Media społecznościowe z dnia na dzień stają się coraz bardziej popularne, przez co nie dziwi fakt, iż coraz więcej osób publikuje w nich treści. Te rozpowszechniają się bowiem w ekspresowym tempie. Można w nich często natknąć się na wpisy popularnego mecenasa Romana Giertycha, którego profil na samym Twitterze obserwuje już niemal 550 tys. internautów. Jego wczorajszy wpis staje się hitem sieci. Wyświetlono go już 100 tys. razy!
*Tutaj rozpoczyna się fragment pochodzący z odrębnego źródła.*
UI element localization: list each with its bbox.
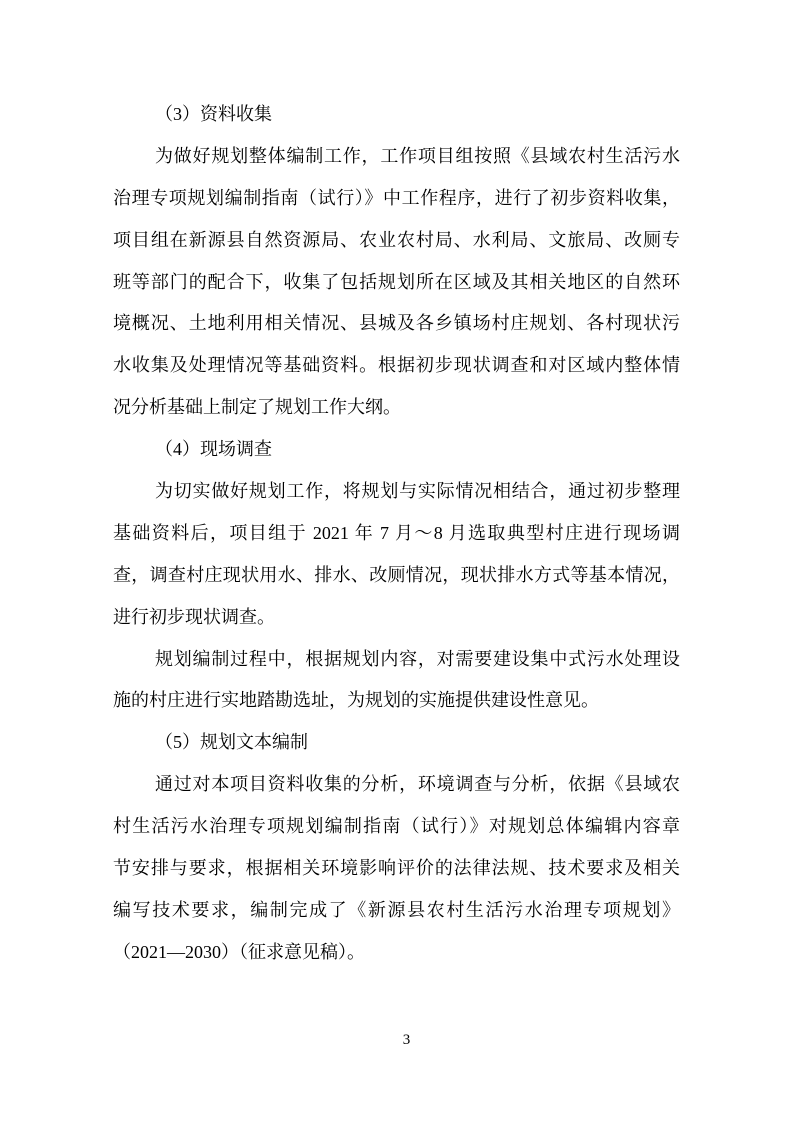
text-line: 进行初步现状调查。: [113, 606, 275, 627]
text-line: 编写技术要求，编制完成了《新源县农村生活污水治理专项规划》: [113, 899, 680, 920]
page-number: 3: [402, 1032, 411, 1048]
text-line: 村生活污水治理专项规划编制指南（试行）》对规划总体编辑内容章: [113, 816, 680, 837]
text-line: 项目组在新源县自然资源局、农业农村局、水利局、文旅局、改厕专: [113, 229, 680, 250]
text-line: 施的村庄进行实地踏勘选址，为规划的实施提供建设性意见。: [113, 690, 599, 711]
text-line: 治理专项规划编制指南（试行）》中工作程序，进行了初步资料收集，: [113, 187, 680, 208]
text-line: 基础资料后，项目组于 2021 年 7 月～8 月选取典型村庄进行现场调: [113, 522, 680, 543]
document-body: [113, 94, 680, 974]
section-heading: （4）现场调查: [155, 439, 272, 460]
text-line: 境概况、土地利用相关情况、县城及各乡镇场村庄规划、各村现状污: [113, 313, 680, 334]
text-line: 水收集及处理情况等基础资料。根据初步现状调查和对区域内整体情: [113, 355, 680, 376]
text-line: 况分析基础上制定了规划工作大纲。: [113, 397, 401, 418]
text-line: 规划编制过程中，根据规划内容，对需要建设集中式污水处理设: [155, 648, 680, 669]
text-line: 通过对本项目资料收集的分析，环境调查与分析，依据《县域农: [155, 774, 680, 795]
section-heading: （3）资料收集: [155, 104, 272, 124]
text-line: （2021—2030）（征求意见稿）。: [113, 941, 365, 962]
text-line: 为切实做好规划工作，将规划与实际情况相结合，通过初步整理: [155, 481, 680, 502]
text-line: 节安排与要求，根据相关环境影响评价的法律法规、技术要求及相关: [113, 858, 680, 879]
text-line: 班等部门的配合下，收集了包括规划所在区域及其相关地区的自然环: [113, 271, 680, 292]
text-line: 查，调查村庄现状用水、排水、改厕情况，现状排水方式等基本情况，: [113, 564, 680, 585]
text-line: 为做好规划整体编制工作，工作项目组按照《县域农村生活污水: [155, 145, 680, 166]
section-heading: （5）规划文本编制: [155, 732, 308, 753]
„To jest zdrada. Klasyczna zdrada fundamentalnych interesów narodowych. Duda jedzie poprzeć Donalda Trumpa w wyborach w USA” – rozpoczął. „[…] Ewentualne zwycięstwo Trumpa może spowodować egzystencjalne zagrożenie dla Polski. Możemy być znów przedmiotem gry mocarstw. To jest zdrada![…] Duda robi to ze szczególnie niskich pobudek. On wie, że za 10 miesięcy czekają go poważne sprawy karne za odmowę przyjęcia przysięgi od prawidłowo wybranych sędziów TK i liczy na jego zwycięstwo, aby dostać od niego wsparcie lub ewentualny azyl. Powinien dzisiaj siedzieć w sztabie kryzysowym, gdy jedno z największych polskich miast drży o swoje bezpieczeństwo. Powinien dzisiaj odwiedzać ludzi, którym woda zabrała wszystko. Przecież do nich przyjeżdżał na narty” – pisze mecenas. Na tym jednak nie zakończył.
„Jego krzycząca nieobecność to też zdrada. Zdrada tych, którzy są dzisiaj w największej potrzebie” – dodał. Zwrócił się następnie do wprost do PAD. „Chcę Panu powiedzieć, że jedzie Pan nie w moim imieniu.[…] Już sam fakt, że angażuje się Pan w wybory w innym kraju porażałby głupotą, lecz tutaj to zaangażowanie to coś więcej niż głupota. To wsparcie wrogów. Lubi Pan czytać Sienkiewicza. To ja Panu przypomnę, co Zagłoba powiedział do Radziwiłła. „Zdrajco, zdrajco, po trzykroć zdrajco!”” – zakończył z przytupem.